First, we'll declare the vpc_id
variable for your own module that the rest of this will use to make its decisions.
variable "vpc_id" {
type = string
default = null # optional with no default value
}
From this we will derive our decision about whether to create the VPC, which I'll write as a local value here mainly for exposition purposes but you might choose to inline it at the point of use in practice depending on what feels most readable for you:
locals {
create_vpc = var.vpc_id != null ? true : false
}
We can now use that value both with the module and with a data
resource so that we'll either create a new VPC or retrieve data about the existing one:
module "vpc" {
source = "terraform-aws-modules/vpc/aws"
create_vpc = local.create_vpc
# ...
}
data "aws_vpc" "selected" {
count = local.create_vpc ? 0 : 1
id = var.vpc_id
}
We can then write another local value that chooses which of those two locations to derive other VPC-related values, such as the id
and cidr_block
from:
locals {
vpc = (
local.create_vpc ?
{
id = module.vpc.vpc_id
cidr_block = module.vpc.vpc_cidr_block
} :
{
id = data.aws_vpc.selected.id
cidr_block = data.aws_vpc.selected.cidr_block
}
)
}
You can then use local.vpc.id
and local.vpc.cidr_block
elsewhere in the configuration to get the appropriate values to use regardless of whether this module created its own VPC or not.

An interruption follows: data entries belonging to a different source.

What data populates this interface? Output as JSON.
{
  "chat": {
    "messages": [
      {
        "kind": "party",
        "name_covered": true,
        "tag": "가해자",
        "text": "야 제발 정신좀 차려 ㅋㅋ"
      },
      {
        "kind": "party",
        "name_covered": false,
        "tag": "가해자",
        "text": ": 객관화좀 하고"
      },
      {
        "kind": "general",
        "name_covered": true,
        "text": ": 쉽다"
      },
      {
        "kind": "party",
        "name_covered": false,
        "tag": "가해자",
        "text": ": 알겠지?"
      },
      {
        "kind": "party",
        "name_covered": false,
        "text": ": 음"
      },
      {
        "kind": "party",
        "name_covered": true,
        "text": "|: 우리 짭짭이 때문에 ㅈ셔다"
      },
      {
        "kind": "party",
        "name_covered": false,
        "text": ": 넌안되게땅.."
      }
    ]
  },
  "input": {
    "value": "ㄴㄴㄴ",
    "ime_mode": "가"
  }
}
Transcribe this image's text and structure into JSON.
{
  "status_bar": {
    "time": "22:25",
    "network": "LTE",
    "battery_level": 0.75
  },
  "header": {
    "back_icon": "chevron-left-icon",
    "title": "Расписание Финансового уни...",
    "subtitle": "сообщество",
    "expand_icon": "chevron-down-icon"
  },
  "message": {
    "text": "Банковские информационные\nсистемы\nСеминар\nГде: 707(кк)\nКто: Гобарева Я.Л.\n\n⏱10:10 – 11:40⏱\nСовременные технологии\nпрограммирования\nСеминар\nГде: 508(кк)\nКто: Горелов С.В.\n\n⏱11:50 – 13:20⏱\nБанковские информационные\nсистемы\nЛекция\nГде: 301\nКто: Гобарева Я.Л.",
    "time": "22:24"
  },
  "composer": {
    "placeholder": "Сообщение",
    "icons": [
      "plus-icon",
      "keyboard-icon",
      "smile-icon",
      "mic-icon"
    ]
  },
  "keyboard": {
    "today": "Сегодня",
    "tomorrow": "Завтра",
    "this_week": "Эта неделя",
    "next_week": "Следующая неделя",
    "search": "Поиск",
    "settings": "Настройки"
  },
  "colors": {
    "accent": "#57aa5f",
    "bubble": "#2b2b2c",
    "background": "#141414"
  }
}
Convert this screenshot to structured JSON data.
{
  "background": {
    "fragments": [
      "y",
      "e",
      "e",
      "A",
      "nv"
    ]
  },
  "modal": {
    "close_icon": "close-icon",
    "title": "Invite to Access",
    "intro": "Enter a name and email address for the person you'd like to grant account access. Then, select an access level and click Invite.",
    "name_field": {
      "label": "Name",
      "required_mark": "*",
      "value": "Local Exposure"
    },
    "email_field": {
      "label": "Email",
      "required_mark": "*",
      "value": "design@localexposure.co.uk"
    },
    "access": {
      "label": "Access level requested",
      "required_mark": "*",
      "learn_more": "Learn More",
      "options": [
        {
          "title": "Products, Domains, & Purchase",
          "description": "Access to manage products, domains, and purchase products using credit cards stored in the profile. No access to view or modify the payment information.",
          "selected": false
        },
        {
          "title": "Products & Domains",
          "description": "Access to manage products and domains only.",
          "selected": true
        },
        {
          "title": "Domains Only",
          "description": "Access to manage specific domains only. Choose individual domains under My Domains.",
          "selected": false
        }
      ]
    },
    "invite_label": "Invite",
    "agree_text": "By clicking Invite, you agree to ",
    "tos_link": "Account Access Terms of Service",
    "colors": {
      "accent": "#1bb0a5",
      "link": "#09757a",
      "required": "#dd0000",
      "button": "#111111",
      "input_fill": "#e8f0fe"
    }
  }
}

The above is the most direct answer to your question. I also wanted to share a different approach that is based on the patterns described in the Module Composition section of Terraform's docs, which might be appropriate for you if you're building a shared module intended to be called by another Terraform module.
A different way to approach this problem using composition is to say that your module never creates its own VPC, and always expects one to be provided to it. This is an example of the dependency inversion principle. Here's how that might look for your particular use-case...
In your module, you can declare an input variable called vpc
that has the same structure as the final local.vpc
that we created in the previous approach:
variable "vpc" {
type = object({
id = string
cidr_block = string
})
# This time the VPC is required. The caller decides how to obtain it.
}
Your own module's expressions would then get the VPC id as var.vpc.id
instead of local.vpc.id
as in the previous approach.
The calling module can then decide between several different ways of providing the value for that variable:
# Using the terraform-aws-modules/vpc/aws module
module "vpc" {
source = "terraform-aws-modules/vpc/aws"
# ...
}
module "your_module" {
source = "./modules/your-module"
vpc = {
id = module.vpc.vpc_id
cidr_block = module.vpc.vpc_cidr_block
}
}
# Directly using the aws_vpc resource type
resource "aws_vpc" "example" {
# ...
}
module "your_module" {
source = "./modules/your-module"
vpc = aws_vpc.example
}
# Using the aws_vpc data source to find an existing VPC
data "aws_vpc" "example" {
tags = {
Environment = "STAGE"
}
}
module "your_module" {
source = "./modules/your-module"
vpc = data.aws_vpc.example
}
In other words, this lets your new module focus on whatever new problem it is trying to solve while being decoupled from the problem of creating a VPC, allowing the calling module to obtain that VPC information in whatever way is appropriate. The appropriate way to obtain the VPC might change over time, and this composition approach means that callers can have more control over how they manage the transition between different approaches, independent of the implementation of your new module.
Module composition isn't always the best option, but I wanted to point it out because the Terraform documentation specifically recommends considering this approach and recommends against having many levels of nested module calls.